Il eut un ricanement amer.

« Et puis je t’ai rencontrée toi, avec ta mère qui oublie la cuisson des pâtes parce qu’elle danse dans la cuisine avec ta sœur, ton père qui raconte dix fois la même histoire en riant. Je me suis rendu compte que mon modèle était… tordu. »

Je lui ai pris la main.

« On ne choisit pas la famille dans laquelle on naît, » dis-je. « Mais on choisit celle qu’on construit. »


Quand la date du procès est tombée, six mois plus tard, tout est redevenu brutal.

« Tribunal correctionnel de Lyon, salle 3, » annonçait la convocation.
Affaire Ministère public et Claire Ashour / Monique Dubreuil.

Mon avocat m’avait prévenue :

« Les médias risquent de revenir en force. Vous aurez peut-être des caméras devant le tribunal. Vous n’êtes obligée de parler à personne. Vous pouvez entrer par l’arrière, je m’en occupe. »

« Et de l’autre côté ? » avais-je demandé. « Leur avocat ? »

Maître Gardel s’était énormément exprimé dans la presse ces derniers mois, parlant d’« acharnement », de « lecture biaisée des images », de « brouille familiale instrumentalisée par la justice ».

« Attendez-vous à ce qu’il vous attaque sur votre crédibilité, » répondit maître Kaderi. « Il dira que vous avez agi par vengeance, que vous avez volontairement laissé votre belle-mère boire la drogue. Il n’ira jamais jusqu’à dire que vous l’avez vous-même empoisonnée, il n’y a aucune preuve de ça. Mais il jouera sur l’ambiguïté morale de l’échange de verres. »

« J’aurais dû renverser la coupe, » dis-je d’une petite voix. « Parfois, je me le reproche. »

« Vous étiez sous le choc, » répondit-elle calmement. « Vous êtes un être humain, pas un personnage de manuel scolaire. La justice ne vous demande pas d’être parfaite. Elle doit simplement décider si votre belle-mère a, oui ou non, délibérément introduit un médicament dans votre verre. Et là-dessus, les images sont claires. »

Je me suis accrochée à cette phrase comme à une bouée.


Le jour du procès, le tribunal était plein.

Dans les bancs du fond, des voisins, des curieux, quelques anciens collègues de Monique, tirés à quatre épingles.
Sur les côtés, des journalistes, carnets en main, caméras discrètes.
Devant, les bancs réservés aux parties civiles, à la défense.

Je m’assis à côté de maître Kaderi.
Julien, en tant que simple témoin, attendait dans une autre salle, il ne pourrait entrer qu’après sa déposition.

Au premier rang, je reconnus Patrick, raide comme une statue, les lèvres serrées.
À côté de lui, Thomas, le visage fermé.

Puis Monique entra, encadrée par un gendarme.

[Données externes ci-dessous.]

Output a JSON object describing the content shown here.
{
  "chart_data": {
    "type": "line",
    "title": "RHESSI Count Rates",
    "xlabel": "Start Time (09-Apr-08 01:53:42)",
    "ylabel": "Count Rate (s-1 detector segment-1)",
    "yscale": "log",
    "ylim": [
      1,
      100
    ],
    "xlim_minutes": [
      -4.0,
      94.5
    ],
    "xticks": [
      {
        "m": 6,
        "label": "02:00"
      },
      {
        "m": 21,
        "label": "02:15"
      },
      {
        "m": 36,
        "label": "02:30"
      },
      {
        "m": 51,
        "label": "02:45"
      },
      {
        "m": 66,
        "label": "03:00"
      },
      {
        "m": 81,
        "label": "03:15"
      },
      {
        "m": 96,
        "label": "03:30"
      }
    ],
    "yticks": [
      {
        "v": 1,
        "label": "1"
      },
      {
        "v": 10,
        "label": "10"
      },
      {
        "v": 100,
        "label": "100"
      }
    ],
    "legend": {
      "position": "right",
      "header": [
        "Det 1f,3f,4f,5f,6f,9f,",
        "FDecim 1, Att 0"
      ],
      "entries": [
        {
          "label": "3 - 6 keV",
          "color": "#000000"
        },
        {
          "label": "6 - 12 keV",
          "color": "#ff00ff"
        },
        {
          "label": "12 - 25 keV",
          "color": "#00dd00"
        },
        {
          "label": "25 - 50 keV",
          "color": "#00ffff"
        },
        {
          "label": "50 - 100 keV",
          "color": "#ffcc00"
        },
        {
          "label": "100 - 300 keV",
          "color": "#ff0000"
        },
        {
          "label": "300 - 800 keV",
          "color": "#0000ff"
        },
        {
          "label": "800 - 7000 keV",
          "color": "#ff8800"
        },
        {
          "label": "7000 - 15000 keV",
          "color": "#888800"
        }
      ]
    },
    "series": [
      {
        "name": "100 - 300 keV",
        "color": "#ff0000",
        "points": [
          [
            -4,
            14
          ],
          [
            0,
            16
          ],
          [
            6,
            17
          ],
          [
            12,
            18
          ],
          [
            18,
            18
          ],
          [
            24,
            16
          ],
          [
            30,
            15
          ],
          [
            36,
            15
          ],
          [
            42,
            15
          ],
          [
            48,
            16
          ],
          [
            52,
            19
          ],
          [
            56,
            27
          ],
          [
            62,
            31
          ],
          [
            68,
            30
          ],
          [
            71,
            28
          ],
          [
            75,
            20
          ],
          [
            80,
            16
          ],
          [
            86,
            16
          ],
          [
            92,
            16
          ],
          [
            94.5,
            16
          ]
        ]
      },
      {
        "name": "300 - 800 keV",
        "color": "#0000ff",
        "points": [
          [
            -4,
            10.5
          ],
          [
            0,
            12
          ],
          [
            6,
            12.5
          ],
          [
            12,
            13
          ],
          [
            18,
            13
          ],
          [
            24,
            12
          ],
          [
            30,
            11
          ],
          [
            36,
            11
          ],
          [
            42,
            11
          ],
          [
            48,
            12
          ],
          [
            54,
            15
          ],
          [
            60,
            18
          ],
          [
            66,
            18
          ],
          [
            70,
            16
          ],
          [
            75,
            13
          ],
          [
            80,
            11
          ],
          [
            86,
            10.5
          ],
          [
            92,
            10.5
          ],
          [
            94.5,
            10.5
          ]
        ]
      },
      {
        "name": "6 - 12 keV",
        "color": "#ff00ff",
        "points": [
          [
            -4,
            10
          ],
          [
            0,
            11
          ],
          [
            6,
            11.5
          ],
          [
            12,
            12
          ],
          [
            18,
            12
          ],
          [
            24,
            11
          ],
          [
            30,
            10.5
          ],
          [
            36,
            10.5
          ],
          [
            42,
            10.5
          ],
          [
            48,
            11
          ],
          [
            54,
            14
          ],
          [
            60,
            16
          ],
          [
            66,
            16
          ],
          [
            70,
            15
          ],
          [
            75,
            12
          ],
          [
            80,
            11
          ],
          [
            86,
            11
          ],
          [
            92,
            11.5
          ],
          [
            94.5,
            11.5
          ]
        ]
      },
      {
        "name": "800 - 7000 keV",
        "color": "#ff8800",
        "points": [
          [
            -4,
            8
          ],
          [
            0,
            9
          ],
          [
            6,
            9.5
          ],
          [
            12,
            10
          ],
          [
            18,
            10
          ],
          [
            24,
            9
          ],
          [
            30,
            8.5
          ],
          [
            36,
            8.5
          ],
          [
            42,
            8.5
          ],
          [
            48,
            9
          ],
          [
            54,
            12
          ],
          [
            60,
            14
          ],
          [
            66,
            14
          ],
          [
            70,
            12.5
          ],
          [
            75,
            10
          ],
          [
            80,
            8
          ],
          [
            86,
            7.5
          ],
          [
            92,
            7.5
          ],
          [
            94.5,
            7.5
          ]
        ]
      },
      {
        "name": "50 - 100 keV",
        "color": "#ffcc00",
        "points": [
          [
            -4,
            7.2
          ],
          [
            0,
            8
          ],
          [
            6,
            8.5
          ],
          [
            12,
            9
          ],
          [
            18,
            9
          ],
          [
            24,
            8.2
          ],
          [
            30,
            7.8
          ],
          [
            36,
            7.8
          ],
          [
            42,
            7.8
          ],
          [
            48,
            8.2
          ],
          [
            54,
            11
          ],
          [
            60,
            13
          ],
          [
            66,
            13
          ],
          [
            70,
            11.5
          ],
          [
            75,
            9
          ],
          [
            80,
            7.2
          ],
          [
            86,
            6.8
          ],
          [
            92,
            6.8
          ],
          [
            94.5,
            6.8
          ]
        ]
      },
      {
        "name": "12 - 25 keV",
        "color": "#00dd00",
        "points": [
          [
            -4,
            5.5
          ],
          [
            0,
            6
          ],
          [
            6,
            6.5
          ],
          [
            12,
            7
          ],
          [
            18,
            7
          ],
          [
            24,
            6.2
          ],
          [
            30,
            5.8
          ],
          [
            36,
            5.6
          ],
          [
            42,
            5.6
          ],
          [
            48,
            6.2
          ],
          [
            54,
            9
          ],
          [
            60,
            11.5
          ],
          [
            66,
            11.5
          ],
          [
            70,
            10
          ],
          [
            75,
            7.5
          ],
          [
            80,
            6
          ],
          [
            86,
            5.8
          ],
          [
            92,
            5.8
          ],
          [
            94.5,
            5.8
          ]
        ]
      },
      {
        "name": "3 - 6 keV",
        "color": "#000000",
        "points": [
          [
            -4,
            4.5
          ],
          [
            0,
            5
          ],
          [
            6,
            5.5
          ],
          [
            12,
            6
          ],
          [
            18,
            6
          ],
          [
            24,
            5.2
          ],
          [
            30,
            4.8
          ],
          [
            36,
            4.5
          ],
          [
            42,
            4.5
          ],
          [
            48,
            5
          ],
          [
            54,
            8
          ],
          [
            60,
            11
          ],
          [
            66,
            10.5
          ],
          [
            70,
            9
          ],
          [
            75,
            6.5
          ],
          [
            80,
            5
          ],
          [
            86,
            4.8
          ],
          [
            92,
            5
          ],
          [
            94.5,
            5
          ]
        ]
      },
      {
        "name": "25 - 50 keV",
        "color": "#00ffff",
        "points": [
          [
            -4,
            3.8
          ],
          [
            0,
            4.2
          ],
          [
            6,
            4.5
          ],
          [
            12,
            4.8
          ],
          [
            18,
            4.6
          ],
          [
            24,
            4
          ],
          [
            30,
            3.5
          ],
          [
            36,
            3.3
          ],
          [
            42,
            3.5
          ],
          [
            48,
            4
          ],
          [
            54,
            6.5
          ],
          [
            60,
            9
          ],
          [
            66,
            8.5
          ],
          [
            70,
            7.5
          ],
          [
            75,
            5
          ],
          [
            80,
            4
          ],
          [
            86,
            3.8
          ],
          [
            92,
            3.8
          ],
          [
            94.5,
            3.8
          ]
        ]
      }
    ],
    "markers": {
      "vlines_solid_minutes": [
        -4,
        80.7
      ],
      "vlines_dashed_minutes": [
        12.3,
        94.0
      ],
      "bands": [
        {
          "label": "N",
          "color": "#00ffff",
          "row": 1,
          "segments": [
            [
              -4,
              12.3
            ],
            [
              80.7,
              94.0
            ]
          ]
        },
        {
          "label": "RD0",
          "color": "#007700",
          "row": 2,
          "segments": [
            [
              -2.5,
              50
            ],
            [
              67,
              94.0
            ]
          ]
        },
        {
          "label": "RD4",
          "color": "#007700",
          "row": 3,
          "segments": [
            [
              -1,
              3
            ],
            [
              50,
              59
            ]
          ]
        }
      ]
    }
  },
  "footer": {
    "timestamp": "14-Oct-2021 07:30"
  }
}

Je ne l’avais pas vue depuis l’hôpital.
Elle avait changé.

Plus de chignon sophistiqué, plus de tailleur clair.
Une robe sombre, simple, les cheveux attachés grossièrement, le visage sans maquillage.
Elle semblait plus petite, plus frêle.

Elle évita soigneusement mon regard.

Quand elle s’assit à côté de son avocat, j’entendis tout de même le cliquetis léger de ses bracelets.
Reflexe d’ancienne « dame du monde ».

Le président du tribunal, un homme à la voix posée, ouvrit l’audience.

Il lut les faits, la qualification :
« Avoir, le 12 juin, sciemment administré ou tenté d’administrer à autrui une substance de nature à altérer son discernement ou le contrôle de ses actes, en l’espèce du diazépam, en déposant un comprimé dans la coupe de champagne destinée à sa belle-fille. »

Entendre ma vie réduite à cette phrase me fit un drôle d’effet.